Het bedekken van het gezicht van de kala (de bedeckenisch) is te vergelijken met het bedekken van het gezicht tijdens het uitspreken van ‘Sjema Jisraeel’ - Hoor Israël. Bij het lezen van Sjema bedekken wij de ogen en het gezicht om aan te geven dat wij volledig en oprecht geloven in G’ds eenheid. Wij hebben alleen met Hem een relatie. Zo nemen ook chatan en kala zich voor om enkel voor elkaar te leven. De chatan Sofeer zegt dat het bedekken van de kala een uitdrukking is van haar ingetogenheid.
Wie vergezellen de chatan bij het bedekken van de kala? Over het algemeen wordt de chatan door zijn bruidsjonkers, gasten en familieleden begeleid naar de kala wanneer hij haar gezicht bedekt. Op andere plaatsen is het gebruikelijk dat notabelen het gezicht van de kala in opdracht van de chatan bedekken. Sluieren heeft ook halachische betekenis. In de Talmoed (B.T. Kidoesjien 42a) staat dat het verboden is om een vrouw te trouwen voordat men haar gezien heeft. Bij de bedeckenisch heeft de chatan zijn bruid tenminste een maal gezien.
Een zegen voor de kala Het is gebruikelijk dat de notabelen uit de gemeente en andere leden van de kehilla de chatan zegenen. De kala wordt gewenst: “Onze zuster weest tot duizenden van tienduizenden”. Dit was de beracha waarmee de familieleden van Rivka haar zegenden toen ze vertrok om met Jitschak te trouwen (Genesis 24: 60).
Bij Ruth en Boaz staat geschreven dat de ouden en de overige leden van het volk de chatan zegenden: “En al het volk, dat in de poort was, en de oudsten zeiden: `Wij zijn getuigen. Moge G’d de vrouw die in uw huis komt, maken als Racheel en Lea, die beiden het Joodse volk hebben opgebouwd’”(Ruth 4: 11).
Onder de choepa brengen van chatan en kala De uitdrukking hachnasat kala die in de Talmoed wordt vermeld, slaat op het begeleiden van de kala naar de choepa. In de Sjoelchan Aroech (Joodse codex) wordt gesteld dat men “Tora leren mag onderbreken om de kala onder de choepa te begeleiden”. Bovendien is het een grote mitsva om de chatan en kala te verheugen en voor hen te dansen.

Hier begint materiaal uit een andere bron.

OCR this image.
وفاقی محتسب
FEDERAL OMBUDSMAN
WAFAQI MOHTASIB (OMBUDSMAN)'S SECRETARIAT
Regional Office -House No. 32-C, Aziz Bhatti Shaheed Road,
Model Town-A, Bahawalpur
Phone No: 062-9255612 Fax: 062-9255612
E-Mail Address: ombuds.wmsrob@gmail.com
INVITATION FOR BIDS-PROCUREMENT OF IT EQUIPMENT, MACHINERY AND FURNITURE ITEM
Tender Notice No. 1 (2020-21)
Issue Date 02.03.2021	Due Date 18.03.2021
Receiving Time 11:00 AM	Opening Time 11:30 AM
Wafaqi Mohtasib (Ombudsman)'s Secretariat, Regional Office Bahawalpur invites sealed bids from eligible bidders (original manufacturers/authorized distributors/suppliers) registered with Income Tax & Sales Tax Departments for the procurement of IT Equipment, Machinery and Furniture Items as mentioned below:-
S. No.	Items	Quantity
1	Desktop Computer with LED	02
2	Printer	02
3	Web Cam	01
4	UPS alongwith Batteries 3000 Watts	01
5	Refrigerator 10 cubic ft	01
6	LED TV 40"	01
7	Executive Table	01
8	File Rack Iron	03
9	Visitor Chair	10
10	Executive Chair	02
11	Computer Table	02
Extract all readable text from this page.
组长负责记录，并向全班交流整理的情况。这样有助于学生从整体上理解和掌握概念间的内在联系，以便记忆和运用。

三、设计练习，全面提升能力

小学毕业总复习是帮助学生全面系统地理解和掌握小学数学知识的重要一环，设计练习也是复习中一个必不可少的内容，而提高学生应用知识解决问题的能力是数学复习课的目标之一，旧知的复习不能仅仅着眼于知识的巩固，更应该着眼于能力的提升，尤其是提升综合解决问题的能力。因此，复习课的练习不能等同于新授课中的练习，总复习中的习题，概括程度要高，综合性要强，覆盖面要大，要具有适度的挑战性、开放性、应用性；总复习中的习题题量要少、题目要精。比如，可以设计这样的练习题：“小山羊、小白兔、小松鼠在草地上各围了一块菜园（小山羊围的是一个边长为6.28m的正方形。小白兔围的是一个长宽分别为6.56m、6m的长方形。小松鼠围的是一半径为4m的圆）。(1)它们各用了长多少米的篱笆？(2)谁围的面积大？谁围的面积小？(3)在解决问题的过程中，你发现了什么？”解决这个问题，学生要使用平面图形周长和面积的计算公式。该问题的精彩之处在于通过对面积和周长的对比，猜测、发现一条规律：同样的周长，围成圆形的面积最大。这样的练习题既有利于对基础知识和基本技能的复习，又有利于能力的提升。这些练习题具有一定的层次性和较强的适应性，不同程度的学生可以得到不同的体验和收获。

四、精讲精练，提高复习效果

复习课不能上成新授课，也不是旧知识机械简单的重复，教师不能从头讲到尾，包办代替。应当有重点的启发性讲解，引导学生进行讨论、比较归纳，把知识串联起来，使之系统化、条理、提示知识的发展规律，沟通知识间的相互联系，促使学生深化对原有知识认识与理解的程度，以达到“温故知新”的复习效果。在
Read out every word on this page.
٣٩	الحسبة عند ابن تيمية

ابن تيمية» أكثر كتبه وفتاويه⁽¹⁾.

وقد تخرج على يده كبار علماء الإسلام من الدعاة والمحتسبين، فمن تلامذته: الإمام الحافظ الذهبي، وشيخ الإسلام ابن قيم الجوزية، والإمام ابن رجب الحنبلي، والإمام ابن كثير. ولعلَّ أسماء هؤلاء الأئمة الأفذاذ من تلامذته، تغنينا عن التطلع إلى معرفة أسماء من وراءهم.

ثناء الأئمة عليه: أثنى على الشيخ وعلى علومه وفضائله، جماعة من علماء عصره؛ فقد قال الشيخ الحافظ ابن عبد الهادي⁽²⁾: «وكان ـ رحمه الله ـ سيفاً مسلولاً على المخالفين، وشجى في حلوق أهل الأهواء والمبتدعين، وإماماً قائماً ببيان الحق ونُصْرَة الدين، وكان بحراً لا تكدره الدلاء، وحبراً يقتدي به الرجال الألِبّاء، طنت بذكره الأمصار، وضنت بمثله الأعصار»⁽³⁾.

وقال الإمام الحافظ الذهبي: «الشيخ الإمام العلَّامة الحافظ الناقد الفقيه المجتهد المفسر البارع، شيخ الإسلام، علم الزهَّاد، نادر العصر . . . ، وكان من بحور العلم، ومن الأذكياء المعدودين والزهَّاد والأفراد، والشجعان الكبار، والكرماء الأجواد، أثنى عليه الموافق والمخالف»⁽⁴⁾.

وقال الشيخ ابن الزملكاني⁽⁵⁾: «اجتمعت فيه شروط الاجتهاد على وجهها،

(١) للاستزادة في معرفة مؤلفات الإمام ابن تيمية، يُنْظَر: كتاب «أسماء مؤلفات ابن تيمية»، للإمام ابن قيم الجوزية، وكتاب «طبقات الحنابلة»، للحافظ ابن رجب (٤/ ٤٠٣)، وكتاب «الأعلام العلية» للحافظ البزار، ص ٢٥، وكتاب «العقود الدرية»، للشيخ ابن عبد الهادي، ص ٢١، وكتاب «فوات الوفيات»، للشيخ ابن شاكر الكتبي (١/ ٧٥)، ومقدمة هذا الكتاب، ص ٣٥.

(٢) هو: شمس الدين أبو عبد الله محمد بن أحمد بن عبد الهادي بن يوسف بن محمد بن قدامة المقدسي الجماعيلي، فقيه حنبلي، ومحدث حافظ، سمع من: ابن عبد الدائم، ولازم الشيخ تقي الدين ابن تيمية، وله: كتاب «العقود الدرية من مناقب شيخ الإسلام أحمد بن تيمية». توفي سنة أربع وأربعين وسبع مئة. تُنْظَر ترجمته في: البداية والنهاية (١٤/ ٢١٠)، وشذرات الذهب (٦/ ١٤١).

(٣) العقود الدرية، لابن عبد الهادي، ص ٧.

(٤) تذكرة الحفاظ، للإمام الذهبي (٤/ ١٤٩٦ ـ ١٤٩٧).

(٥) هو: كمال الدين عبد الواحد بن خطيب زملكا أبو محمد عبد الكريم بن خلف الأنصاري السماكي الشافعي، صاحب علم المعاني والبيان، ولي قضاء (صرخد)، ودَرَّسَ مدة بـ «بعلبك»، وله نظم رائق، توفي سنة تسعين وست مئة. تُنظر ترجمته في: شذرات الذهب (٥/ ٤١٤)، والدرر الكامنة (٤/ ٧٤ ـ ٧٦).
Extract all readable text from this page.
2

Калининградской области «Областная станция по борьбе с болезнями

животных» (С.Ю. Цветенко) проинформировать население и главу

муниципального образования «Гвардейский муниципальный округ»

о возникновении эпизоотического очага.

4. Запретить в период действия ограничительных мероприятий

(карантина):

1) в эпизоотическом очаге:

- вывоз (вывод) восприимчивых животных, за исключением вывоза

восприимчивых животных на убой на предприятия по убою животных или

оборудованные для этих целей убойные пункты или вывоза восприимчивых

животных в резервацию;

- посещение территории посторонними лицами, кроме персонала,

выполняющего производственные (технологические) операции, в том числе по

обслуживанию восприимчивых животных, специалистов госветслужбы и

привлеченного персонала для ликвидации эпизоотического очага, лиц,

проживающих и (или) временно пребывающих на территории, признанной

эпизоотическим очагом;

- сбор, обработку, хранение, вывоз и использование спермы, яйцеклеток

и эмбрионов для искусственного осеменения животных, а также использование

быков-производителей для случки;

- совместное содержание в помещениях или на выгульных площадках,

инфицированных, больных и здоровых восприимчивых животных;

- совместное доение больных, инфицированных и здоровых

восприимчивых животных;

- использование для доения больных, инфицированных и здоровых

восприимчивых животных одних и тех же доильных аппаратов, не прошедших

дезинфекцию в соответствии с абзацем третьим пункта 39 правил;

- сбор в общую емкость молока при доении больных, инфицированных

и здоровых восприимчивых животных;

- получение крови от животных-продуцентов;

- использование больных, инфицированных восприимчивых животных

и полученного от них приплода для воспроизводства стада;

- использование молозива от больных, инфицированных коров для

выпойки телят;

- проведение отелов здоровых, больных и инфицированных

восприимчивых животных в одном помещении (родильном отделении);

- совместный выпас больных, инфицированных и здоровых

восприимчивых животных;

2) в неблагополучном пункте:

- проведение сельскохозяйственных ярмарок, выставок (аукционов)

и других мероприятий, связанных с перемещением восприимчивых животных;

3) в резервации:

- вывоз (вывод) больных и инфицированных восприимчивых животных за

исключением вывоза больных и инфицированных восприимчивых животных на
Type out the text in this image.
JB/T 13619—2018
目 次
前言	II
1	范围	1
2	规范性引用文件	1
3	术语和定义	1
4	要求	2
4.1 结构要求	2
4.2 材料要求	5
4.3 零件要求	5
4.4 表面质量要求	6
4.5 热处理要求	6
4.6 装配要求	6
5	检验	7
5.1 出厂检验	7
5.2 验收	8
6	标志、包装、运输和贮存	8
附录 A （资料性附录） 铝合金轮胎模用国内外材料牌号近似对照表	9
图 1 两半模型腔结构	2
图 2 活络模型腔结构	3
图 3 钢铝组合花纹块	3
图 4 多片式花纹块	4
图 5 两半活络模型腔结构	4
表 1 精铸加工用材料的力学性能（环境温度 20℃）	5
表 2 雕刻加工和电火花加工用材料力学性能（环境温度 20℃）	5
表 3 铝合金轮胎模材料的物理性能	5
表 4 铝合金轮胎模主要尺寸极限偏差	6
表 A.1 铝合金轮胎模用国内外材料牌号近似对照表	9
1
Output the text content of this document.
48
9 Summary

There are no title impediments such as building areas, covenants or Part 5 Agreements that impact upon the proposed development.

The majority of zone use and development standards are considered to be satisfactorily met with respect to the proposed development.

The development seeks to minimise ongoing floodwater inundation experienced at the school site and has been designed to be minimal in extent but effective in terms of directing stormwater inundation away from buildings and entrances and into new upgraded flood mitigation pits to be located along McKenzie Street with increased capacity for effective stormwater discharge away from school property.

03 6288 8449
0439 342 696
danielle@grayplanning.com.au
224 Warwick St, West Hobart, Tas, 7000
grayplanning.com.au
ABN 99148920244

Dit bewerkstelligt reiniging van de ziel bij allen die zich hieraan overgeven.
Unterführers - begeleiders onder de choepa Het begeleiden van chatan en kala door unterführers wordt in traktaat Berachot (61) afgeleid uit het vers (Genesis 2:22) “en toen bouwde G’d de rib die hij van Adam had genomen uit tot een vrouw en Hij bracht haar tot de mens”. Hierop verklaarde rabbi Jeremia ben Elazar dat het leert dat G’d Chawa – Eva - begeleidde tot Adam. In de midrasj wordt dit als volgt uitgelegd: “G’d maakte Eva op en droeg haar over aan de dienstdoende engelen om haar tot Adam te brengen, zoals de unterführers tegenwoordig de kala onder de choepa begeleiden.”
Begeleiding met muziekinstrumenten In de midrasj-verzameling Otiot van rabbi Akiwa wordt een en ander nader uitgewerkt. G’d bracht Eva, tezamen met tienduizenden engelen, naar de eerste mens onder gejubel en gezang. Heel de Hemelse familie daalde met hen af naar Gan Eden. De engelen speelden op luiten, cymbalen en harpen voor hen.
Het begeleiden van de chatan onder de choepa is een herbeleving van het gebeurde bij de berg Sinaï toen G’d de Joden als volk aanvaarde. Bij de Matan Tora daalde Hij met tweeëntwintigduizend engelen af op aarde.